Calculating Turnover Percentage
Let’s understand the term turnover rate. It is calculated as follows. First add the total number of employees at the beginning of a period to the total number of employees at the end of a period. Divide that sum by 2. That provides the average number of employees during that period. . Then count the total number of employees who left during the period. Divide the total number who left by the average number of employees and multiple that fraction by 100 to produce the turnovers percentage
The formula is
- B- Number of employees at the beginning of the period
- E- Number of employees at the end of the period
- L- number of employees who left
L/(B+E/2) X 100= Turnover Percentage
Setting a Goal
One would question, what turnover rate did others in my business experience? We would suggest that many industry associations collect that information and provide it to their membership. Dailypay (www.dailypay.com) recently provided the following for 2018:
- Federal Government Positions 3 %
- State and Local Educational governmental positions 4%
- Finance and insurance Jobs 7 %
- Wholesale Trade 9%
- Hotels 60-300%
- Supermarkets 100%
- Retail 59%
- Fast Foods 100%
What the target for your business should be is a combination of the percentage for your industry and your employment history. Let’s assume it needs to be better and should be improved.
Causes of Turnover
The common assumption about the causes of turnover are economic. Some left for more money. In some case that is true. Remember that when it comes to employment that every business is in a competitive environment. Learn what others in your business and geographic area are paying and be sure your wages are competitive. If an employee leaves to get a higher wage and your wages are competitive there may be other reasons.

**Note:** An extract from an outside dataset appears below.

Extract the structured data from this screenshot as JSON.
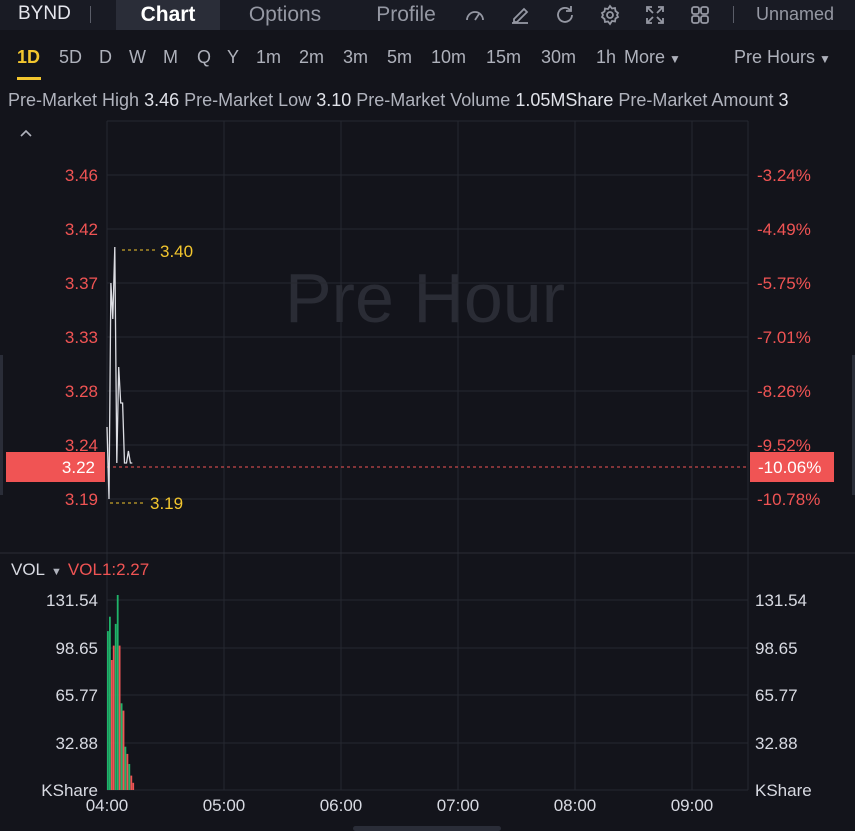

There are three strategies to consider when considering wages and compensation. You may choose to be the lowest payer. In this case you have decided that the skills required to perform the job are minimal and there are plenty of individuals in the labor market who can fill to position. An example might be unskilled labor jobs. The second is to pay at the mean wage for the industry. You want to pay a fair wage, but do not prioritize hiring and employing the very best of the best. Many retail jobs might fall into that category. The third strategy is to have pay scales at the top of the employment market. Those firms have profit margins that can afford hiring the best in the field and pride themselves in exceptional service. Skilled trades such as electrician or auto mechanics are examples of these.
Is Low Turnover Always Good?
Years ago it was very common to attend a retirement party where someone with decades of service received a gold watch. In today’s ever changing employment environment, that has become a rare occurrence. We now live in an environment where technologies change, markets change, and businesses often move to a more favorable location. For the most part, employees need not have an expectations of job security. They do need to be flexible, continuously learning and be looking for new challenges.
Employee turnover needs to be expected, but only caused by changes in the markets or industry. Turnover caused by the culture within the organization needs to be minimized. Is this a good place to work? Is my manager someone I can trust and is fair in their dealing with the staff? Is compensation fair and competitive in the market? Negative answers to these questions can cause turnover to be higher than similar businesses in the area.
Low turnover can be an indication of stagnation. Employees are stuck in their ways. The organization cannot adapt to changes in the market or industry. Creativity is not forthcoming. At one time, General Electric made it a policy to release percentage of the lowest performers each year. Others have executed similar policies to which forces turnover in an attempt to but keep the culture productive.
How to Minimize Turnover
The goal of every manager should be to minimize the departure of their best employees. Here are some tips:
- Hire the Right People- Don’t just fill a slot with a warm body. Read the article on our website Finding and Hiring the Right People and the Power Point video Hiring the Right People
- Give Praise Appropriate- Praise done properly is inexpensive and can produce amazing results. Quint Studer in his book Hardwiring Excellence tells how staff can be motivated in a hospital.
- Maintain Competitive Compensation- Know what others are paying and develop a strategy discussed above.
- Provide a Career Path. Large organizations can provide the possibility of promotion and more responsibility. They need to groom employees to achieve those opportunities. Small companies have less opportunities but can groom staff members to except increased responsibility yielding personal and organizational growth. Motivated people don’t want to be in a dead end job.